Seit Januar 2016 hat die niedersächsische Landesregierung im Rahmen der Breitbandförderungsmittel 105 von den vorgesehen 120 Millionen Euro bereits bewilligt. Vom Bund flossen seitdem insgesamt 286 Millionen Euro für diesen Zweck ins Land. Trotz der Anstrengungen werde das bundesweite 50-MBit-Ziel bis 2018 kaum erreichbar sein, meint Niedersachsens Wirtschaftsminister Olaf Lies (SPD). "Wir haben uns die Zielmarke 2019, maximal 2020 gesetzt."

Auch Peer Beyersdorff, Geschäftsführer des Breitband Kompetenz Zentrums Niedersachsen, hält 2020 für realistischer. Das Zentrum berät Kommunen, Provider und Bürger beim Breitbandausbau im Land. "Noch nie haben wir so viele bewilligte Förderprojekte gehabt", bilanziert Beyersdorff. Die Kehrseite: Es gibt schon Stau beim Ausbau der Datenautobahn, denn digitale Hochgeschwindigkeitsnetze fangen mit dem Verlegen von Glasfaserkabeln an und das heißt Baggern und Erdarbeiten. Es gebe aber nicht genügend Unternehmen für die Arbeiten.

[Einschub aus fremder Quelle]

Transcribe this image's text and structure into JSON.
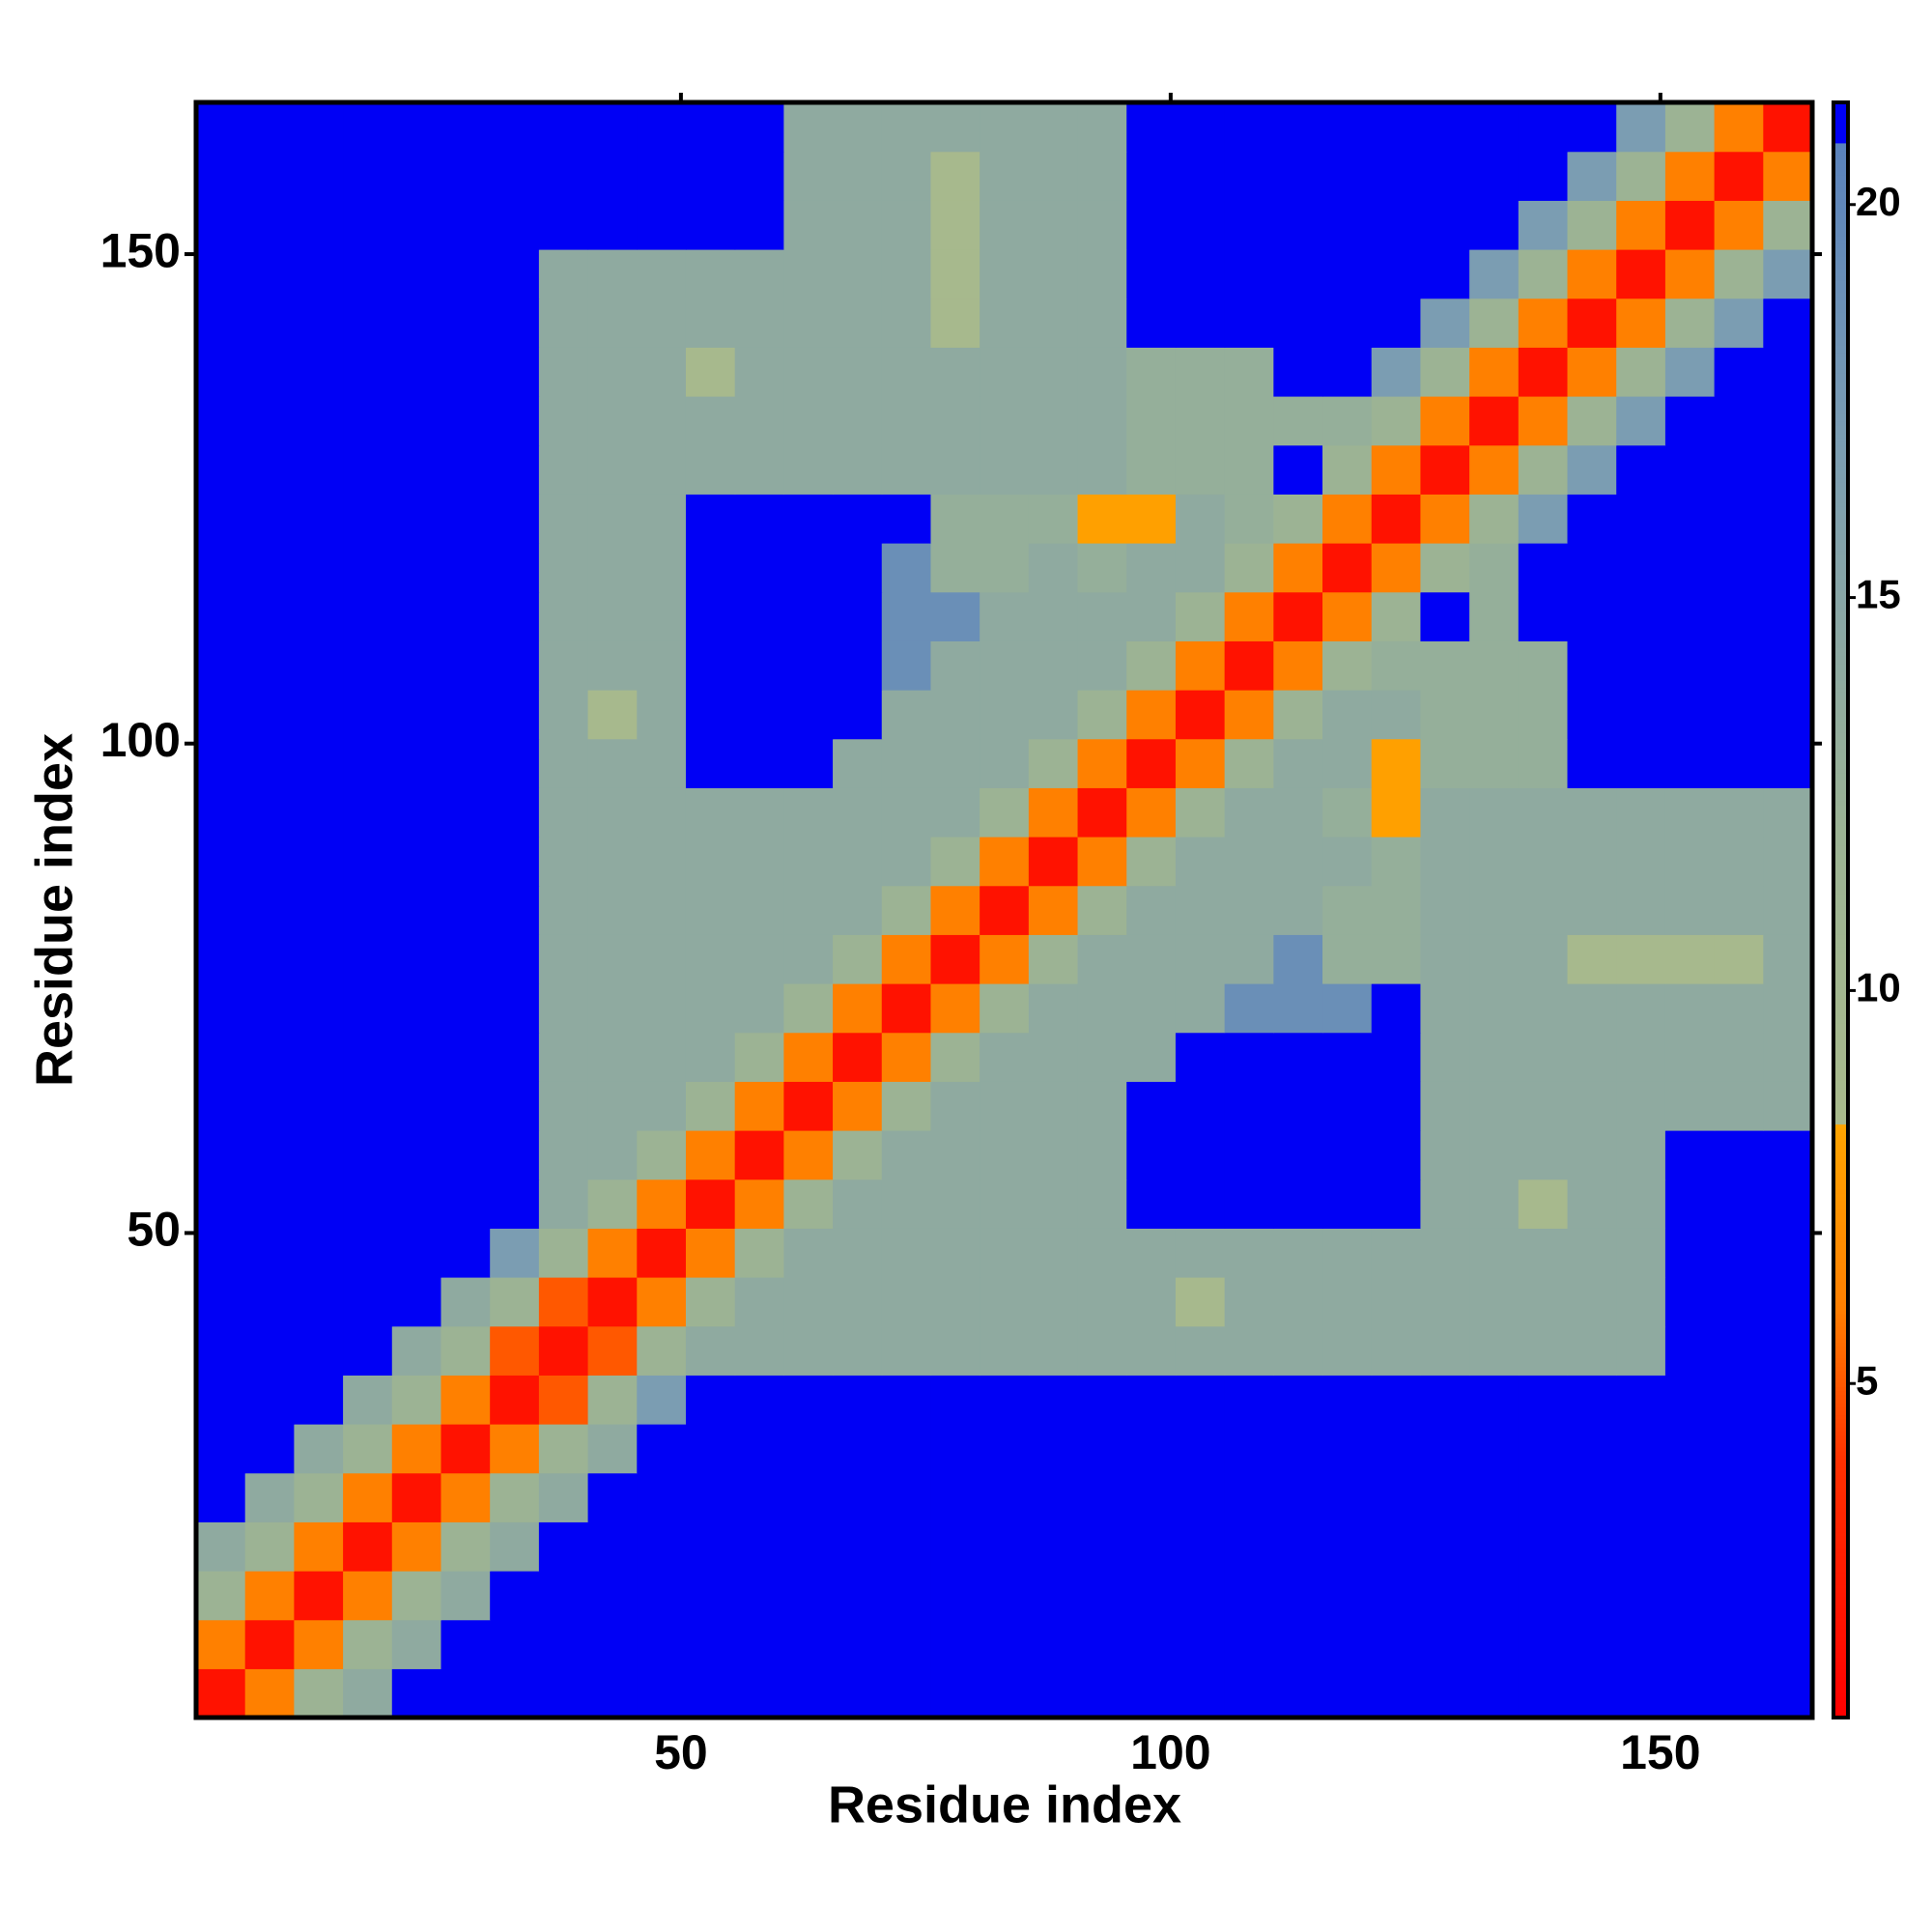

Die Landkreise sehen noch eine andere Bremse: "Das Fördermittel-Chaos", wie Joachim Schwind, Geschäftsführer vom Landkreistag spitz formuliert. "Es muss dringend Schluss gemacht werden mit den parallelen Fördermittelstrukturen von Bund und Land. Nur die Länder müssen zuständig sein", mahnt er mehr Effektivität an. Dem pflichtet auch der Wirtschaftsminister Lies bei. "Die Fördermittel müssen aus einer Hand kommen und regionalisiert sein." Der Bund sollte deshalb den Ländern die Mittel geben, die selbst entscheiden könnten, wo diese eingesetzt würden. "Das würde den weiteren Ausbau beschleunigen", sagte Lies.

Kritisch sieht der Landkreistag auch die hochkomplexen Antragsverfahren, die eine intensive und teure Beratung voraussetzten. Schwind verweist auf den Landkreis Hameln-Pyrmont, der auf 15 Millionen Euro Bundes-Fördermittel verzichtete, weil die Antragsvorgaben schlicht nicht zu bewältigen gewesen seien. "Nahezu unerfüllbar", hieß es im Rückblick bei der Verwaltung in Hameln. Der Kreis geht beim Ausbau nun andere Wege.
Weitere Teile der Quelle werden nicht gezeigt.